2.6 SDS-PAGE gel electrophoresis
(1) configuration 30% acrylamide separation gel is recorded separation gel between two sheet glass that assemble, and to apart from locating about the 3cm of sheet glass upper end, uses ddH
2The O sealing is so that glue face level.
(2) remove upper strata ddH after the gelling admittedly to be separated of the 20min left and right sides
2O blots residual moisture with filter paper.
(3) the concentrated glue of preparation 5%, perfusion are extremely apart from locating about the 2mm of sheet glass upper end.
(4) insert comb, extract comb after gelling to be concentrated is solid.
(5) respectively get 20 μ l sample point samples, albumen Marker loading 5-8 μ l.
(6) low pressure 70V electrophoresis to sample arrives in the separation gel.
(7) high pressure 150V electrophoresis is extremely apart from bottom 1cm place.
(8) the fixing 1.5h of stationary liquid.
(9) staining fluid dyeing 2h.
(10) place the shaking table decolouring to spend the night.
3. experimental result
3.1
ZjAPXThe amplification of cDNA
After the specificity upstream and downstream primer K1 of utilization design and K2 carry out pcr amplification, product is electrophoresis in 1.0% sepharose, after EB dyeing, observing one under the ultraviolet lamp between 750bp and 500bp, near the band of 750bp, coincideing with designed amplification purpose clip size.
3.2 the structure of recombinant prokaryotic expression vector
Utilize Auele Specific Primer K1 and K2 to carry out pcr amplification, product and pGEX-4T-2 plasmid are used
BamHI and
SmaI double digestion, product are through agarose gel electrophoresis, and the PCR product is about 750bp, and the pGEX-4T-2 fragment is about 4.9kb, conform to expected results.Purifying goal gene fragment and carrier segments connect respectively.
3.3 recombined pronucleus expression plasmid identification
Be applied on the plate culture medium that contains penbritin connecting product, the positive single bacterium colony of picking carries out the PCR evaluation after 37 ℃ of incubated overnight, and the result as shown in figure 10; There is the positive bacterium colony of purpose fragment to extract plasmid to proof, carries out restriction enzyme
BamHI and
SmaThe I double digestion identifies, the result as shown in figure 11, the about 750bp of double digestion fragment conforms to expected results, tentatively infer construction of recombinant plasmid successfully, and the size of recombinant plasmid is about about 5.6kb.Sequencing result shows in the plasmid of this transformed bacteria and really contains the purpose fragment, and reading frame is correct, the success of recombined pronucleus expression plasmid construction.
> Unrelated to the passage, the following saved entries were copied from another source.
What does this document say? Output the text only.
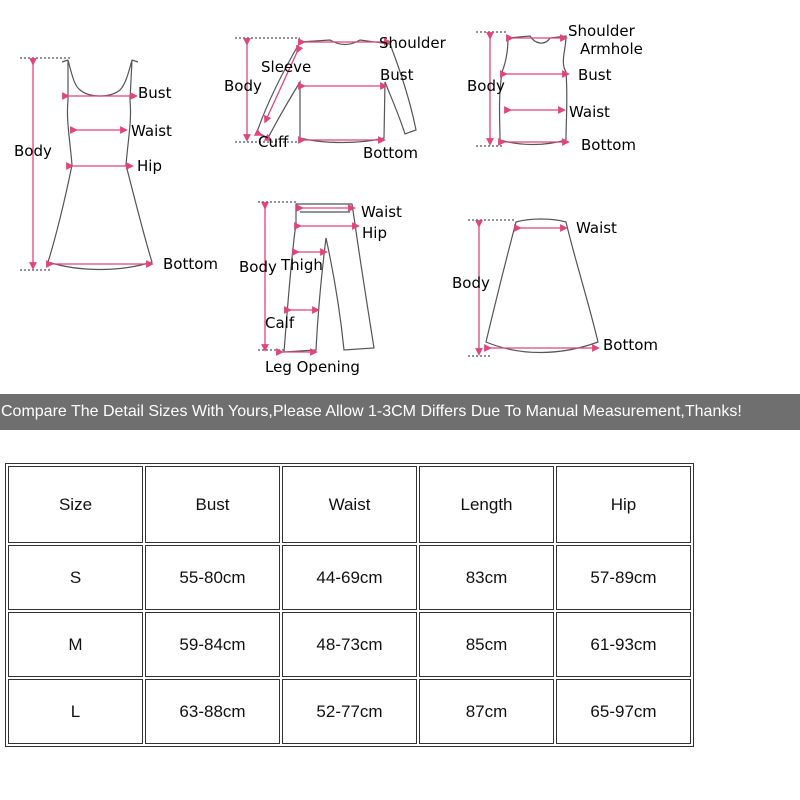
Body
Bust
Waist
Hip
Bottom
Body
Sleeve
Shoulder
Bust
Cuff
Bottom
Body
Shoulder
Armhole
Bust
Waist
Bottom
Body
Waist
Hip
Thigh
Calf
Leg Opening
Body
Waist
Bottom
Compare The Detail Sizes With Yours,Please Allow 1-3CM Differs Due To Manual Measurement,Thanks!
Size	Bust	Waist	Length	Hip
S	55-80cm	44-69cm	83cm	57-89cm
M	59-84cm	48-73cm	85cm	61-93cm
L	63-88cm	52-77cm	87cm	65-97cm
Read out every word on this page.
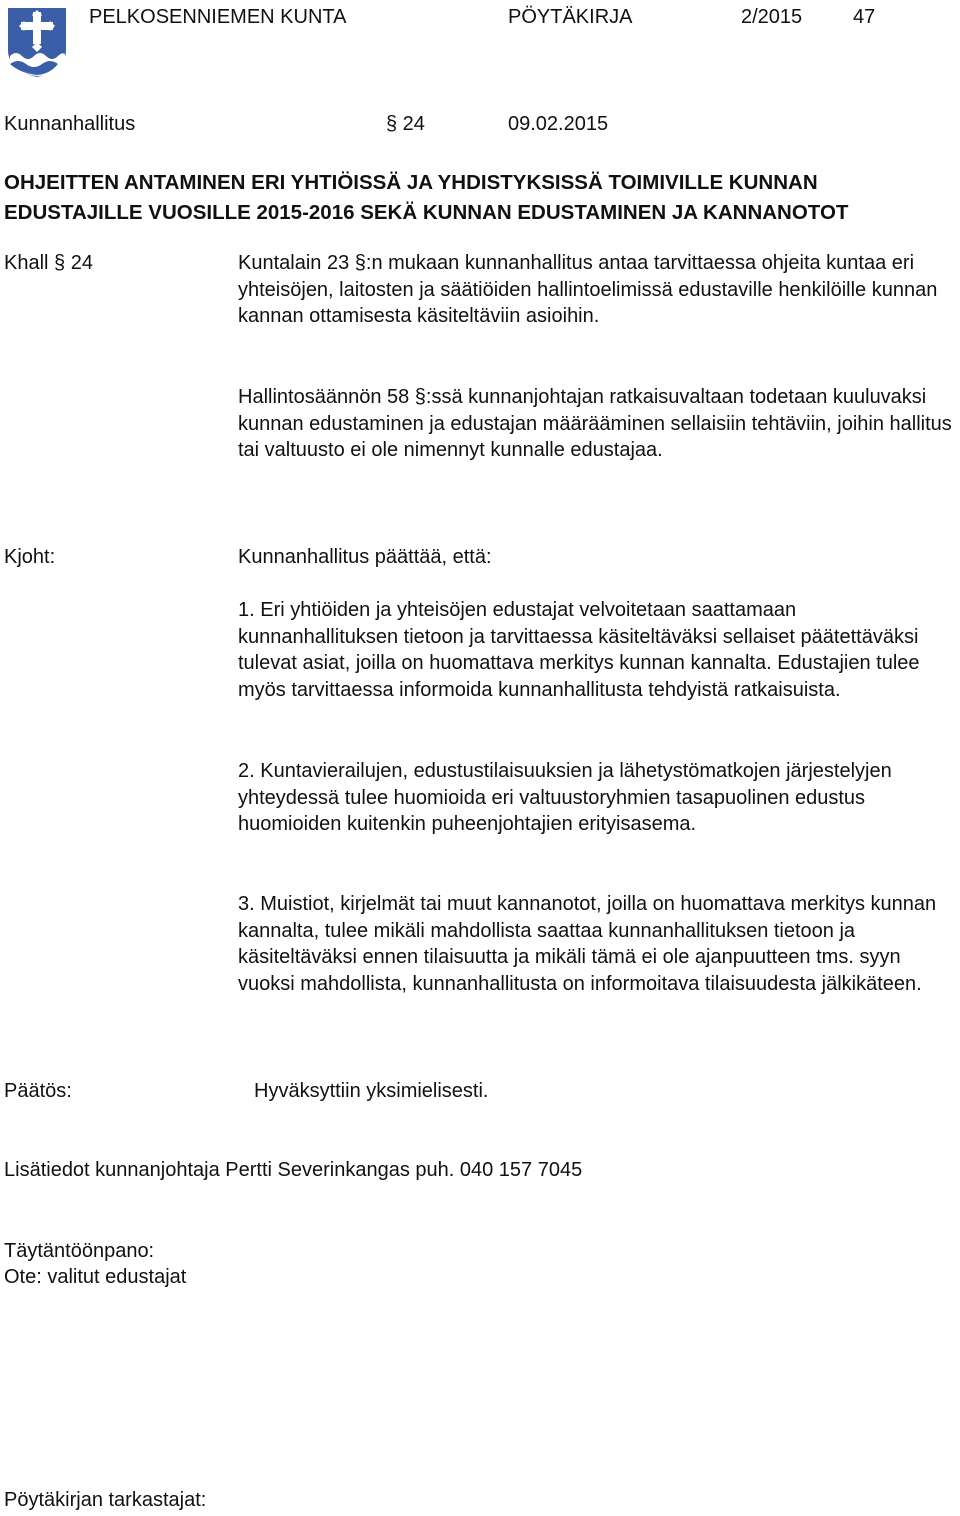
PELKOSENNIEMEN KUNTA	PÖYTÄKIRJA	2/2015	47
Kunnanhallitus	§ 24	09.02.2015
OHJEITTEN ANTAMINEN ERI YHTIÖISSÄ JA YHDISTYKSISSÄ TOIMIVILLE KUNNAN
EDUSTAJILLE VUOSILLE 2015-2016 SEKÄ KUNNAN EDUSTAMINEN JA KANNANOTOT
Khall § 24	Kuntalain 23 §:n mukaan kunnanhallitus antaa tarvittaessa ohjeita kuntaa eri yhteisöjen, laitosten ja säätiöiden hallintoelimissä edustaville henkilöille kunnan kannan ottamisesta käsiteltäviin asioihin.
Hallintosäännön 58 §:ssä kunnanjohtajan ratkaisuvaltaan todetaan kuuluvaksi kunnan edustaminen ja edustajan määrääminen sellaisiin tehtäviin, joihin hallitus tai valtuusto ei ole nimennyt kunnalle edustajaa.
Kjoht:	Kunnanhallitus päättää, että:
1. Eri yhtiöiden ja yhteisöjen edustajat velvoitetaan saattamaan kunnanhallituksen tietoon ja tarvittaessa käsiteltäväksi sellaiset päätettäväksi tulevat asiat, joilla on huomattava merkitys kunnan kannalta. Edustajien tulee myös tarvittaessa informoida kunnanhallitusta tehdyistä ratkaisuista.
2. Kuntavierailujen, edustustilaisuuksien ja lähetystömatkojen järjestelyjen yhteydessä tulee huomioida eri valtuustoryhmien tasapuolinen edustus huomioiden kuitenkin puheenjohtajien erityisasema.
3. Muistiot, kirjelmät tai muut kannanotot, joilla on huomattava merkitys kunnan kannalta, tulee mikäli mahdollista saattaa kunnanhallituksen tietoon ja käsiteltäväksi ennen tilaisuutta ja mikäli tämä ei ole ajanpuutteen tms. syyn vuoksi mahdollista, kunnanhallitusta on informoitava tilaisuudesta jälkikäteen.
Päätös:	Hyväksyttiin yksimielisesti.
Lisätiedot kunnanjohtaja Pertti Severinkangas puh. 040 157 7045
Täytäntöönpano:
Ote: valitut edustajat
Pöytäkirjan tarkastajat:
3.4 induce prokaryotic expression
Engineering bacteria pGEX-4T-2-ZjAPX-B, under 37 ℃ of conditions, after inducing 4h, IPTG takes a sample, the SDS-PAGE electrophoresis result as shown in figure 12, observe contain plasmid pGEX-4T-2-ZjAPX e. coli bl21 (DE3) under the condition that IPTG induces, compare at specific proteins band of about 50KD place generation with the empty thalline pGEX-4T-2-B of contrast, the GST size is about 26KD, target protein ZjAPX size is 23.76KD, so the fusion rotein size is about 49.76KD, show the success of inducing jujube tree ascorbate peroxidase expression of enzymes.